От одного удивления не могла она освободиться: как из того, что начиналось тут, получилось то, что есть…
Пашута принесла в тазу воды, нашла махровое полотенце и раздела мать донага. Поворачивать, раздевая, было мукой, не окоченевшее до конца тело выгибалось в пояснице с сухим хрустом – будто косточки ломались. А ведь предстояло еще мыть, поворачивая с боку на бок, предстояло одевать, приподымая. Пашута накрыла голое тело простынью и торопливо вышла отдышаться.
Господи, что же она делает?! Можно же было, наверное, найти днем старушек, чтобы помыли и свершили обряд как положено!.. Но она не знала, где искать этих старушек. Обмывают знакомые, подруги по старости, возрастом и положением подготовленные для этой роли, а таких у Аксиньи Егоровны не было, никого она здесь, не выходя из квартиры, не знала. Не было их поблизости и у Пашуты, а ехать в город, зазывать женщин, с которыми она давно потеряла знакомство, не хотелось.
Но самое главное: если чужие руки будут обмывать, то и все остальное придется делать чужими руками. Нет, надо хоть сердце свое заменить, чтобы оно не пугалось, но справиться самой.
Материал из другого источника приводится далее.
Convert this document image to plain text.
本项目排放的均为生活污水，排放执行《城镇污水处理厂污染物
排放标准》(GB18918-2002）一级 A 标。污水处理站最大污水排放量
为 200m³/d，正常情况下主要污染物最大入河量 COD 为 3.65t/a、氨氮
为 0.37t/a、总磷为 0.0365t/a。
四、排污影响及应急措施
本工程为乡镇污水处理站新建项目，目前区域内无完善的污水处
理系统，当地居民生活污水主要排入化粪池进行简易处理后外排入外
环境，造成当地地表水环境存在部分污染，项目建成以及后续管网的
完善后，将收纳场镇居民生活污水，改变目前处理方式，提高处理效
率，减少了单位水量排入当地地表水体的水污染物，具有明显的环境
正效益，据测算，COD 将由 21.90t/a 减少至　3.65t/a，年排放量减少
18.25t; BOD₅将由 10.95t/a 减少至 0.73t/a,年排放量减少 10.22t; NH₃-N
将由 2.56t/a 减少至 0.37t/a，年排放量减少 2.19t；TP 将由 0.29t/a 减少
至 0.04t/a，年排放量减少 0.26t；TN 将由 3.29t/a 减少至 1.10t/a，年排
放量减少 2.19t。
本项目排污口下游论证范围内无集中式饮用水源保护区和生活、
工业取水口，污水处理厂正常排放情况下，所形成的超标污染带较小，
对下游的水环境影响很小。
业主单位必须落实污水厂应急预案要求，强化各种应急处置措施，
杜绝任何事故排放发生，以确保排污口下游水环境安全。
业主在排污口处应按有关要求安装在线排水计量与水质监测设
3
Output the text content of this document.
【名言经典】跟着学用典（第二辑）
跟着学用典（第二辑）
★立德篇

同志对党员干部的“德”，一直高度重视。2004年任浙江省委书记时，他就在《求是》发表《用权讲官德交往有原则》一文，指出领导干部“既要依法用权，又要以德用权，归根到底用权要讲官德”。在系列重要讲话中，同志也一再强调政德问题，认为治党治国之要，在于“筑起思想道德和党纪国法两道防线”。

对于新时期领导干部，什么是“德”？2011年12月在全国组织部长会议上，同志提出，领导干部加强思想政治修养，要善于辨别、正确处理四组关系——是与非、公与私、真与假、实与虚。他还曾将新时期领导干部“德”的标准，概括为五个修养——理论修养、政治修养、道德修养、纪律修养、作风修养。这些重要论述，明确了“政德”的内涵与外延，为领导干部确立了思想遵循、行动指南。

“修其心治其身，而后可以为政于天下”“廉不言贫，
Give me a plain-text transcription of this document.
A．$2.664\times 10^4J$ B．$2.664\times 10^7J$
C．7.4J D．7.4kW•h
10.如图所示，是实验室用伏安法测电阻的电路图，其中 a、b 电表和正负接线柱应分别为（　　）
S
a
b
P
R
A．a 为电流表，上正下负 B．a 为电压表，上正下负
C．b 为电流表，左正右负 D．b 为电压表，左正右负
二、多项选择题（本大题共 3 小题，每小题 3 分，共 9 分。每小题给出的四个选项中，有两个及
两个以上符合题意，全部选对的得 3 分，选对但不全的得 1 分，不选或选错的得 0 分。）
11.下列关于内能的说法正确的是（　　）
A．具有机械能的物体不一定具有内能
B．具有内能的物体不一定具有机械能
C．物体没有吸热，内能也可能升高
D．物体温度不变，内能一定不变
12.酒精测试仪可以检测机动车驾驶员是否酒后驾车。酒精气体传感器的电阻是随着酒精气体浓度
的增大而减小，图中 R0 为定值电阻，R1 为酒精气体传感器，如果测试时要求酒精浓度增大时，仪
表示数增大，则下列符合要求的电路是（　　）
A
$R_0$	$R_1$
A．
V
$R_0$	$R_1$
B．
И сразу сказать себе, что другого выхода у нее нет.
Матери совсем стало плохо месяца полтора назад. До этого она выходила к столу и с жалкой улыбкой ждала, когда ей нальют чаю. Все жаловалась на воду – вода не такая, как в Лене, чем-то травленная. Спрашивала робко, нет ли письма из деревни.
– От кого ты ждешь письмо? – Пашута не курила, но голос у нее был грубый, как прокуренный; меняется, становится бесформенной фигура, меняется и нутро. Этот голос пугал мать.
– Кто-нить, поди, напишет. Я Лизу просила написать. Как узнать без письма, че там деется.
– Никто нам, мать, не напишет. Не жди.
Не могла себя пересилить Пашута: «мама» не выговаривалось.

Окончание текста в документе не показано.